Es ist nicht zweifelhaft, daß auch die Abfertigung zu den Ansprüchen gehört, die sich nach der Dauer der Dienstzeit richten (vgl § 8 APSG). Mag zwar die Kollektivvertragsbestimmung aus der Zeit vor der Novellierung des Mutterschutzgesetzes () stammen, muß ihr dennoch dieser Sinn eingeräumt werden, weil anderenfalls der Kollektivvertrag gegenüber dem günstigeren gesetzlichen Standard zurückbliebe.

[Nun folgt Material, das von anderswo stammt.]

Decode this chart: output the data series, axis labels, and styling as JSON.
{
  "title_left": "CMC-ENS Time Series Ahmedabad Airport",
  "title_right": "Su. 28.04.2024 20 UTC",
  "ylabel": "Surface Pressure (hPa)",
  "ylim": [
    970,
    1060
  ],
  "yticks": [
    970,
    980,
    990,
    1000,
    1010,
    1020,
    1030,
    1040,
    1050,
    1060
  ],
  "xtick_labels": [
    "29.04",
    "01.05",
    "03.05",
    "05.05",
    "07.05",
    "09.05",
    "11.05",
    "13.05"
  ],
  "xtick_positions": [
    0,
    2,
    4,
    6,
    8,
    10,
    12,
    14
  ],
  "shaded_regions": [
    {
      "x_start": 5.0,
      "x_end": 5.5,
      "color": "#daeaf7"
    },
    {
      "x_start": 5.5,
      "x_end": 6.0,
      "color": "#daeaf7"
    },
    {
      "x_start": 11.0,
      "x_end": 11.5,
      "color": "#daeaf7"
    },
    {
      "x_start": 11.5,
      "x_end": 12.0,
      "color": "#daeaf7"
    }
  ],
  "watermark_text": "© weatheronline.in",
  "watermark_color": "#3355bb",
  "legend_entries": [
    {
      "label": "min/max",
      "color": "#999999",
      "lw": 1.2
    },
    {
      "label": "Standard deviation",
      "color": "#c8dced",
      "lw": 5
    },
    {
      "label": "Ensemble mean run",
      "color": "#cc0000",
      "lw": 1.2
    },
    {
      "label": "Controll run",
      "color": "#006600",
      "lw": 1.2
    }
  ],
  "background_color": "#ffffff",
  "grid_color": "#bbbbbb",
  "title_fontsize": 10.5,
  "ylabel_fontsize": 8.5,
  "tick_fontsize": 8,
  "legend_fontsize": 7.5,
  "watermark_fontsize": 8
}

Ebenso wie es zu den Auslegungsgrundsätzen gehört, einfache Gesetze verfassungskonform auszulegen (vgl etwa JBl 1995, 319, SZ 61/189 ua), sind auch Normen des kollektiven Arbeitsrechtes unter Berücksichtigung des Günstigkeitsprinzipes so auszulegen, daß ein gesetzwidriges Ergebnis vermieden wird (vgl Arb 10.815 = SZ 62/135; Arb 11.108 ua). Dabei soll die postulierte soziale Rechtsanwendung nicht zu einer Berichtigung des Gesetzes oder Kollektivvertrages durch Richter führen (vgl F.Bydlinski Methodenlehre2, 597; Fink, Sukzessive Zuständigkeit, 90 f; Strasser, Juristische Methodologie und soziale Rechtsanwendung im Arbeitsrecht, DRdA 1979, 85 ff [94 f]), vielmehr ist bei der Auslegung die Teleologie zu beachten, wonach der Nachteil des Karenzurlaubes für den Erwerb von Dienstzeitdauer abhängiger Ansprüche möglichst vermieden werden soll. Daher führt die Hinzurechnung von 10 Monaten eines Karenzurlaubes schon ab einer Dauer des Beschäftigungsverhältnisses (außerhalb des Karenzurlaubes) von mindestens 26 Monaten zu einem Erwerb eines Abfertigungsanspruches. Die drohende Belastung der Arbeitgeber wird durch die Beschränkung der anzurechnenden Dauer des Karenzurlaubes auf 10 Monate nur im Falle des ersten Karenzurlaubes begrenzt.
Die Kostenentscheidung gründet sich auf § 77 Abs 1 Z 2 lit a ASGG.